Note on voidaccess/voidaccess/ — the nested directory holds the core LLM utilities (llm.py, llm_utils.py) and is imported at runtime by the API routes (from voidaccess.llm import ...). The nested naming reflects the original package structure from the project's pre-API baseline.


Troubleshooting

Services won't start:

docker compose -f infra/docker-compose.yml --project-directory . ps
docker compose -f infra/docker-compose.yml --project-directory . logs -f

Port conflicts (3001 or 8000 already in use):

  • macOS/Linux: lsof -i :3001 to find what's using it
  • Windows: netstat -ano | findstr :3001

Tor not connecting: The Tor service takes 30–60 seconds to bootstrap on first start. Check health with ./check_health.sh.

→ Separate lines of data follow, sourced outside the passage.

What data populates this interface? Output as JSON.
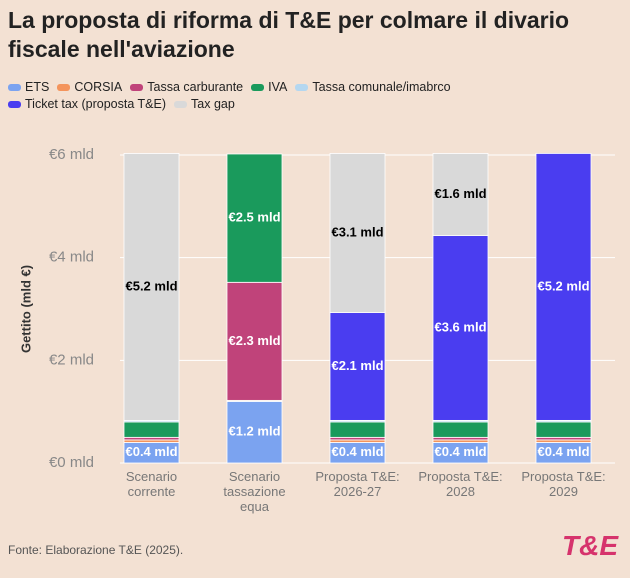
{
  "chart_data": {
    "type": "stacked-bar",
    "title": "La proposta di riforma di T&E per colmare il divario fiscale nell'aviazione",
    "ylabel": "Gettito (mld €)",
    "source": "Fonte: Elaborazione T&E (2025).",
    "logo": "T&E",
    "categories": [
      "Scenario corrente",
      "Scenario tassazione equa",
      "Proposta T&E: 2026-27",
      "Proposta T&E: 2028",
      "Proposta T&E: 2029"
    ],
    "ylim": [
      0,
      6
    ],
    "yticks": [
      {
        "value": 0,
        "label": "€0 mld"
      },
      {
        "value": 2,
        "label": "€2 mld"
      },
      {
        "value": 4,
        "label": "€4 mld"
      },
      {
        "value": 6,
        "label": "€6 mld"
      }
    ],
    "grid": true,
    "series": [
      {
        "name": "ETS",
        "color": "#7ba3f0",
        "label_color": "#ffffff",
        "values": [
          0.4,
          1.2,
          0.4,
          0.4,
          0.4
        ],
        "value_labels": [
          "€0.4 mld",
          "€1.2 mld",
          "€0.4 mld",
          "€0.4 mld",
          "€0.4 mld"
        ]
      },
      {
        "name": "CORSIA",
        "color": "#f4945c",
        "label_color": "#ffffff",
        "values": [
          0.05,
          0.02,
          0.05,
          0.05,
          0.05
        ]
      },
      {
        "name": "Tassa carburante",
        "color": "#c0437a",
        "label_color": "#ffffff",
        "values": [
          0.05,
          2.3,
          0.05,
          0.05,
          0.05
        ],
        "value_labels": [
          null,
          "€2.3 mld",
          null,
          null,
          null
        ]
      },
      {
        "name": "IVA",
        "color": "#1a9a5c",
        "label_color": "#ffffff",
        "values": [
          0.3,
          2.5,
          0.3,
          0.3,
          0.3
        ],
        "value_labels": [
          null,
          "€2.5 mld",
          null,
          null,
          null
        ]
      },
      {
        "name": "Tassa comunale/imabrco",
        "color": "#b4d7f0",
        "label_color": "#ffffff",
        "values": [
          0.03,
          0,
          0.03,
          0.03,
          0.03
        ]
      },
      {
        "name": "Ticket tax (proposta T&E)",
        "color": "#4a3df0",
        "label_color": "#ffffff",
        "values": [
          0,
          0,
          2.1,
          3.6,
          5.2
        ],
        "value_labels": [
          null,
          null,
          "€2.1 mld",
          "€3.6 mld",
          "€5.2 mld"
        ]
      },
      {
        "name": "Tax gap",
        "color": "#d9d9d9",
        "label_color": "#000000",
        "values": [
          5.2,
          0,
          3.1,
          1.6,
          0
        ],
        "value_labels": [
          "€5.2 mld",
          null,
          "€3.1 mld",
          "€1.6 mld",
          null
        ]
      }
    ]
  }
}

This script verifies Tor proxy connectivity, LLM provider reachability, and dark web search engine availability.

No .env file: Run bash setup.sh (macOS/Linux/WSL) or setup.bat (Windows) before starting.

Docker build takes a long time: First build downloads ~3GB of layers. Subsequent builds use the Docker layer cache and are much faster.


Content Safety

Every investigation runs through mandatory content safety filters before results reach the UI or appear in the graph. CSAM, gore, snuff content, and other prohibited material are blocked at the query stage, URL validation, content scanning, and post-extraction entity filtering. These filters are mandatory and cannot be disabled.


Acceptable Use

VoidAccess is for authorized security research, threat intelligence gathering, and law enforcement purposes only. Users are responsible for ensuring compliance with all local laws and ethical standards. See docs/USAGE_POLICY.md for the full policy.